Begitu pula sebaiknya saat kita menyikapi keputusan Presiden baru kita, sekalipun keputusan beliau menuai kontroversi, hendaknya berhenti menghujat. Bukankah dulu ia yang kau elukan, kau terbangkan sebagaimana layang-layang di masa kecilmu?
Antara Jokowi dan Prabowo, memiliki kesamaan. Keduanya adalah manusia. Jika ada kelebihan, maka itu bonus, jika terdapat kesalahan baik dalam pola pikir, berbicara hingga pembuatan keputusan, itu wajar dan sangat manusiawi.

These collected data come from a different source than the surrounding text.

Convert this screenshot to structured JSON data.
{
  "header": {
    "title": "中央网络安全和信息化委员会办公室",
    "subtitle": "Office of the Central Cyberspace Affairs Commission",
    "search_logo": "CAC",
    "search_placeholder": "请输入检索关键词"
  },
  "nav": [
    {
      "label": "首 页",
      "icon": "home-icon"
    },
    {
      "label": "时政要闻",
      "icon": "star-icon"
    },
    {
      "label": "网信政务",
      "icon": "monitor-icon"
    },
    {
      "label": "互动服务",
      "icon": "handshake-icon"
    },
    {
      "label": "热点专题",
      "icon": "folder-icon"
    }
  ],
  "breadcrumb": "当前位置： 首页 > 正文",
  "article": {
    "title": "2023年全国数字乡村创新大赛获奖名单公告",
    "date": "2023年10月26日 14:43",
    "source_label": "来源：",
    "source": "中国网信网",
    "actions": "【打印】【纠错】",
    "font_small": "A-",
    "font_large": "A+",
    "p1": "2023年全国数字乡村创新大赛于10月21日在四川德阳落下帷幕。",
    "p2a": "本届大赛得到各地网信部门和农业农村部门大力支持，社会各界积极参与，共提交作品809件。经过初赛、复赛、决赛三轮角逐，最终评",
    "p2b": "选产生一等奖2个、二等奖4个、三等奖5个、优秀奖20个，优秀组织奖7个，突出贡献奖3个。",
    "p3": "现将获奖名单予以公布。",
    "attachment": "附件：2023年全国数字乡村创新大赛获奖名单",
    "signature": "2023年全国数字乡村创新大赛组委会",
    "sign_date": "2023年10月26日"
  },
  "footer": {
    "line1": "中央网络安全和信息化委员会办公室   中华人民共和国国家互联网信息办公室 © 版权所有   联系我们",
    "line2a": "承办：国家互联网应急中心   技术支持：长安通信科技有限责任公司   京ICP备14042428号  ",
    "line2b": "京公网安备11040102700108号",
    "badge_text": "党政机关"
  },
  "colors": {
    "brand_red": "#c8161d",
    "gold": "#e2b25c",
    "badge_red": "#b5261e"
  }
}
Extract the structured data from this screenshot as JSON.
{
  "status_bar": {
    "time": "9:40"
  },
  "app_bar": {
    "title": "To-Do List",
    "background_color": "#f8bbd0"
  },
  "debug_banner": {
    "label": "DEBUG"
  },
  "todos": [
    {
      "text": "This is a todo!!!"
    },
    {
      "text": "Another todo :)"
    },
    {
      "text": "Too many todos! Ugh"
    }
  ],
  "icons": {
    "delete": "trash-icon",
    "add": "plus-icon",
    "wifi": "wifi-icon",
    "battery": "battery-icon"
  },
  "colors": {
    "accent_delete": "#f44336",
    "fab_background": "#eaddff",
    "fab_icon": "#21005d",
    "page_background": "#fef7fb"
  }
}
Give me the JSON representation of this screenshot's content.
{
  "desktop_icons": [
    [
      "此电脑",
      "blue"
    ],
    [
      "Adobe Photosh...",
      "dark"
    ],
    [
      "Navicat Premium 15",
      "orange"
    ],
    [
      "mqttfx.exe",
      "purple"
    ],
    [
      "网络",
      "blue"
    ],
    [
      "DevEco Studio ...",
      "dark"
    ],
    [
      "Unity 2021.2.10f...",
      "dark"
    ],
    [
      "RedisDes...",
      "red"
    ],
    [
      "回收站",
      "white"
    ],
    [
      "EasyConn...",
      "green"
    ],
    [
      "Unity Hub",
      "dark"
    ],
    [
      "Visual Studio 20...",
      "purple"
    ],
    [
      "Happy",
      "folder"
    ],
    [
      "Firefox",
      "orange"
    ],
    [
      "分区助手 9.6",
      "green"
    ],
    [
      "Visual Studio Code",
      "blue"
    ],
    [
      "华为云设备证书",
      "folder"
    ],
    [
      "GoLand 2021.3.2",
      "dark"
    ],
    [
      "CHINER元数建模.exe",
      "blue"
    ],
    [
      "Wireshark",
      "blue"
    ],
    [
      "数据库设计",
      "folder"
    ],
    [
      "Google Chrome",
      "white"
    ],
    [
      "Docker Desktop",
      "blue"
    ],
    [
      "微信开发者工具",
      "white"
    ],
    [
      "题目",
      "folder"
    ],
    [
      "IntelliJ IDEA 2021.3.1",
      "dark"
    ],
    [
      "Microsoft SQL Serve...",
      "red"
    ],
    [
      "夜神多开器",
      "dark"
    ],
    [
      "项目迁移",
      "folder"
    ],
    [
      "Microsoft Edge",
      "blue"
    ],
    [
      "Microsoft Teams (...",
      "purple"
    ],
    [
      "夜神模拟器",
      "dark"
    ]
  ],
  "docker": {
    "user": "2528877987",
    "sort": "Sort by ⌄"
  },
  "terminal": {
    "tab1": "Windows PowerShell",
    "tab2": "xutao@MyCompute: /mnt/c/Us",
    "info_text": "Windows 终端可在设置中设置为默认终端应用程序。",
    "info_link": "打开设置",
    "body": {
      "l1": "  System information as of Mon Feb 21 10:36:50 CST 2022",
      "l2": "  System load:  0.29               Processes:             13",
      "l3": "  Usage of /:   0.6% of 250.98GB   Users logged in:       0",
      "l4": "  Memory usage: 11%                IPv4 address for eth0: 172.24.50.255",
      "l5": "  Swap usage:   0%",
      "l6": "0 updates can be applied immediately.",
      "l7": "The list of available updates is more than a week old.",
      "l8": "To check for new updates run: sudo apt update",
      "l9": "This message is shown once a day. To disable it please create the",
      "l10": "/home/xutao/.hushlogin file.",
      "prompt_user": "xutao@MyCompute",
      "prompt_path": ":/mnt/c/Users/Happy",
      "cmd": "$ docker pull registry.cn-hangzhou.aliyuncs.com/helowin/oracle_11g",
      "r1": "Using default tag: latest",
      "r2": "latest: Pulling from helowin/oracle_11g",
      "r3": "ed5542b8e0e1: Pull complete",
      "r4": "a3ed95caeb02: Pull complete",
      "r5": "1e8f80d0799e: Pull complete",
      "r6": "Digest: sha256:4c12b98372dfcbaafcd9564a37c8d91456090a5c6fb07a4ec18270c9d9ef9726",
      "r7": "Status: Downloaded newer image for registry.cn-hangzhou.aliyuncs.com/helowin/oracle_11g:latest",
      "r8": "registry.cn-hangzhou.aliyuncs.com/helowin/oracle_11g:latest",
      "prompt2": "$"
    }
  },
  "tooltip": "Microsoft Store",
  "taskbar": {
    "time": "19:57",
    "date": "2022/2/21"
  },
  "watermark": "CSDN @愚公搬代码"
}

Pernahkah terpikirkan oleh kita, ada apa dibalik segalanya? Terdapat rantai kepemimpinan yang seperti apa? Mungkinkah segalanya hanya mengisi kekosongan kepemimpinan di Republik kita tercinta ini? Atau mungkin pelatuk peperangan saudara kembali dielukan?
Jika memang begitu, bisakah kau pikirkan, apa yang selanjutnya menjadi permasalahan utama? Konflik apa yang harus dihindari? Dampak apa yang akan dirasakan?
Pernah suatu waktu saya menikmati cangkir kopi dan terduduk diujung sebuah kedai kopi, aliran hujatan dan sindiran serta nyinyiran mengalir secara dinamis di hadapan saya melalui alur timeline sahabat, kawan, dan lawan. Bahkan tak jarang, mereka saling berbalas sarkasme di media sosial, mereka dengan almamater yang sama dan kepentingan yang sama.
Tidakkah terpikirkan oleh mereka, warga negara paling cerdas se Indonesia, kemungkinan adanya sulutan perang saudara? Pikiran realis dan simpel saya kemudian mengerucut pada satu kesimpulan, jika memang mereka mencintai Indonesia, alangkah baiknya kembali pada bagaimana mereka berkontribusi bagi negara tercintanya. Kritik tanpa solusi, sama saja dengan tong kosong nyaring bunyinya.
Dan kemudian saya kembali pada titik dimana saya berkata pada diri saya, ini hanya masalah perspektif, mungkin kau terlalu memaksakan keadaan berjalan sesuai keinginan dan harapanmu.
"Bangsa yang besar adalah bangsa yang tak sekalipun melupakan sejarah dan jasa pahlawan."